The MCAS Narrative Task is built on the concept of reading a story, or a passage from a novel or larger piece of text, and then writing the “next section” of the story, with consideration of some concept — mostly, we’ve been seeing a focus on character and setting in sixth grade but fifth grade has been about shifting point of view.

So, for example, in a sample we did last week, my students read about a girl and a nanny, in a rainstorm, rushing to meet an unknown aunt. Their assignment was to continue the story, with the characters and setting, and determine what happens next. And yesterday, I had them plucking minor characters from novels we are reading, or have read, and write a new story.

In other words, just like fan fiction, you take characters that exist in literature and bring them into an imaginary space (or world) that you create, with a story that you write, and you bring them to life in ways that you choose. That’s fan fiction, in a sort of nutshell, right? For example, let’s pluck Hermoine and Malfoy from Harry Potter series and send them off on an adventure. Or what would happen if Katniss Everdeen bumped into Luke Skywalker? (At least, they’re not siblings. Or are they?)

We’ve been talking about Fan Fiction in Networked Narratives, as a way that writers find spaces to write, outside of school confines, with interests that bring them into a larger, but slightly hidden, online community. Fan Fiction has many elements of what we term Connected Learning.

Now, granted, some fan fiction gets a little … adult, in content. I don’t think the state folks want to see any slash fiction (note: not necessarily violent and not about the GnR guitar player, but a genre in which two characters from different books meet, and likely hook up) in my students’ writing samples. But this notion of taking a character for a walk into your own story has its roots in fan fiction.

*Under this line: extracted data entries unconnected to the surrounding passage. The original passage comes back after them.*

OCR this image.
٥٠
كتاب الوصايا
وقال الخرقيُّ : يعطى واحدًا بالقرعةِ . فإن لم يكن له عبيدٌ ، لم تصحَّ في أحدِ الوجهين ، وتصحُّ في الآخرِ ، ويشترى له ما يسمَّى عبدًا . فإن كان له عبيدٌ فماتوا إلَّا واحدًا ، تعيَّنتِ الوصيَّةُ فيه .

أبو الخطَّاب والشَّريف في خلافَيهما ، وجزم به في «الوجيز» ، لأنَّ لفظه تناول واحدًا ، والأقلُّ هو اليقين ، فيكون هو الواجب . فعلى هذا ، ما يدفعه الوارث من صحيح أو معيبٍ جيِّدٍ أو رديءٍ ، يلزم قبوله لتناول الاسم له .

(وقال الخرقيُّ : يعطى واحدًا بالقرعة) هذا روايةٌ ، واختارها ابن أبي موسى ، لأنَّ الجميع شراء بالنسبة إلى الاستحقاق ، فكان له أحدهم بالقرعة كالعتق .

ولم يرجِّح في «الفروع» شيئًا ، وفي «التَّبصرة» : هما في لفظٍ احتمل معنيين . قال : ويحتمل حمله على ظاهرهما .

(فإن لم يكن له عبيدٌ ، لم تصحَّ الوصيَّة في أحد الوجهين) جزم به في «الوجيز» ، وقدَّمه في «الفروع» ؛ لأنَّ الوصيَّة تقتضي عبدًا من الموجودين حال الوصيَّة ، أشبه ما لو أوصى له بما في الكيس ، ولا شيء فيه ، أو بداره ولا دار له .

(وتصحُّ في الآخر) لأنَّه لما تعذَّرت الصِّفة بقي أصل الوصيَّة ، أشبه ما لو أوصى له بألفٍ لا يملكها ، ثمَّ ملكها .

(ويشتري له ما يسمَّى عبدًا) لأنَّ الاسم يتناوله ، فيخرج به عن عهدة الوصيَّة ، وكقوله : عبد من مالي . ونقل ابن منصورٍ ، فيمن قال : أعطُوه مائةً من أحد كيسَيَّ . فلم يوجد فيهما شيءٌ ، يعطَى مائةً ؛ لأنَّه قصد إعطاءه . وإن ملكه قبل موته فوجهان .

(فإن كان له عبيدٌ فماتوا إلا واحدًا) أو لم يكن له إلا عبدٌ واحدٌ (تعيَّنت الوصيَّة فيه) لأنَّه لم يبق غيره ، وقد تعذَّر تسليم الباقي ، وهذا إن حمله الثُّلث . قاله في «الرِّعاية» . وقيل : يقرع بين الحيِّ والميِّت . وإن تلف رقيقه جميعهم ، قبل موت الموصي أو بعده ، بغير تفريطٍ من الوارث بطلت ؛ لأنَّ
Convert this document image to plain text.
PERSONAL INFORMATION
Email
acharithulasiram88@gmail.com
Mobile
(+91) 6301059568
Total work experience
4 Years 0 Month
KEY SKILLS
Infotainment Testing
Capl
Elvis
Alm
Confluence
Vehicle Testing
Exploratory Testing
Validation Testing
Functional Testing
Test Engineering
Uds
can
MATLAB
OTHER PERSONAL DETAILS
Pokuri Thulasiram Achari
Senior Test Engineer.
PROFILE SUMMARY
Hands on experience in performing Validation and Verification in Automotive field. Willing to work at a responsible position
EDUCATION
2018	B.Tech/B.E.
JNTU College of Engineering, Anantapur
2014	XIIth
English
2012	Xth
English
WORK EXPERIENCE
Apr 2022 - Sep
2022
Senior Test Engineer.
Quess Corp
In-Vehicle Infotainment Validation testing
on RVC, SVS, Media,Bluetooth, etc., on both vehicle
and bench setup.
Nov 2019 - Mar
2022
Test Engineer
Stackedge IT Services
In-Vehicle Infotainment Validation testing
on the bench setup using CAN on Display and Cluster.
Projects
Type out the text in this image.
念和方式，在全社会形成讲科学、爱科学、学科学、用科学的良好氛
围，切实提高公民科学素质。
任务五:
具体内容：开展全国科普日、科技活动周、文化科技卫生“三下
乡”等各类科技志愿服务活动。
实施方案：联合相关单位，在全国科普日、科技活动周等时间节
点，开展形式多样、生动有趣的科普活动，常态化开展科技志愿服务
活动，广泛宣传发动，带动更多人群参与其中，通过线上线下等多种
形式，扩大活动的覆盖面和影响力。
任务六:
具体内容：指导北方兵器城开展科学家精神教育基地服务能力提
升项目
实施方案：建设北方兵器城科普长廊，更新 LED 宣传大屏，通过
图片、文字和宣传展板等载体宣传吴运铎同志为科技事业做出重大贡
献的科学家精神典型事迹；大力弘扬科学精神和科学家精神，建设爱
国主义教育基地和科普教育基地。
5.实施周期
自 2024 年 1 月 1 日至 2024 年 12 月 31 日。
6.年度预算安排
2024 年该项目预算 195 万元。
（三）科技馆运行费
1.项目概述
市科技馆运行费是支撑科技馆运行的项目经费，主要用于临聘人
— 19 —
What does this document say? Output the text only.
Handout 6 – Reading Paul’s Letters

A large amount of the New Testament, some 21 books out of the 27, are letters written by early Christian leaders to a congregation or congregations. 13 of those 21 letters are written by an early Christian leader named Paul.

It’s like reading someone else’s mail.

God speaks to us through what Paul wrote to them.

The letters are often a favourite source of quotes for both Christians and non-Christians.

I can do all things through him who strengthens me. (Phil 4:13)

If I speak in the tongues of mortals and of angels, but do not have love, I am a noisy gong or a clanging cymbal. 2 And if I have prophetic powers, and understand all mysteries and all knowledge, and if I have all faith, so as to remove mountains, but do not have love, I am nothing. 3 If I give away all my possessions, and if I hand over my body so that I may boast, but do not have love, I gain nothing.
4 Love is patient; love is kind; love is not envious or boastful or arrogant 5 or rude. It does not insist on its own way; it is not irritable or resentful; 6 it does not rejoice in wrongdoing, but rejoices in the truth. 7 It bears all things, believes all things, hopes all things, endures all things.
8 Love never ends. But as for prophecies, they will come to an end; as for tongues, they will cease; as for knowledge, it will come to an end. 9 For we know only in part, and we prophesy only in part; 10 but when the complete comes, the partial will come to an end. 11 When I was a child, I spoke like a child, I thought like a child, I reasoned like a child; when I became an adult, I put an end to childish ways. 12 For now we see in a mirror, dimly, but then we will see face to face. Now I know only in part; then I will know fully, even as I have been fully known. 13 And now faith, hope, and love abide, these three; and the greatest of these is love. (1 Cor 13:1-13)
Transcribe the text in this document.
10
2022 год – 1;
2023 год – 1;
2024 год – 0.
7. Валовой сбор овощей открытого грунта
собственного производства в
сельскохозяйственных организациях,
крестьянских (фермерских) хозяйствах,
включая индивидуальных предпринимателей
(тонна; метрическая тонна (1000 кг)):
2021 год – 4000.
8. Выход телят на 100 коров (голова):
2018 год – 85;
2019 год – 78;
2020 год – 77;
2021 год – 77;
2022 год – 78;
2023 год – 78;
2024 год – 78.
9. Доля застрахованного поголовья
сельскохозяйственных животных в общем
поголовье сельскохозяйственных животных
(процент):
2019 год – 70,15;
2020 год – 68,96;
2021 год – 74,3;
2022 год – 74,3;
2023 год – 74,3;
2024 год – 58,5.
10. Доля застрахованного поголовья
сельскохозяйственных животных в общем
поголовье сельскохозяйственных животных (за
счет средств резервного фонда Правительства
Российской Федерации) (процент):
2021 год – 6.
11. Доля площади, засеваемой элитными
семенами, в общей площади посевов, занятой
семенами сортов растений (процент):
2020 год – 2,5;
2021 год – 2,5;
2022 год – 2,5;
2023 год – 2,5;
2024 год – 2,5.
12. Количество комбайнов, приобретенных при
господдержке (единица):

Which makes it odd, and interesting, that the idea behind fan fiction would be the underpinning of the Narrative Task on a state test.

Peace (a fan of it),


One Comment
  1. My 8th grader spends an astounding amount of time writing fan fiction, often with her friends. They’ve typically got one story in full swing with several others in planning stages. All in google docs. I’ve loved all the writing she’s doing, but have been sort of flummoxed by the fan fiction aspect, as that’s not a genre that has every really interested me as a writer (or much as a reader). So the idea that these are skills that would serve her more widely is highly intriguing.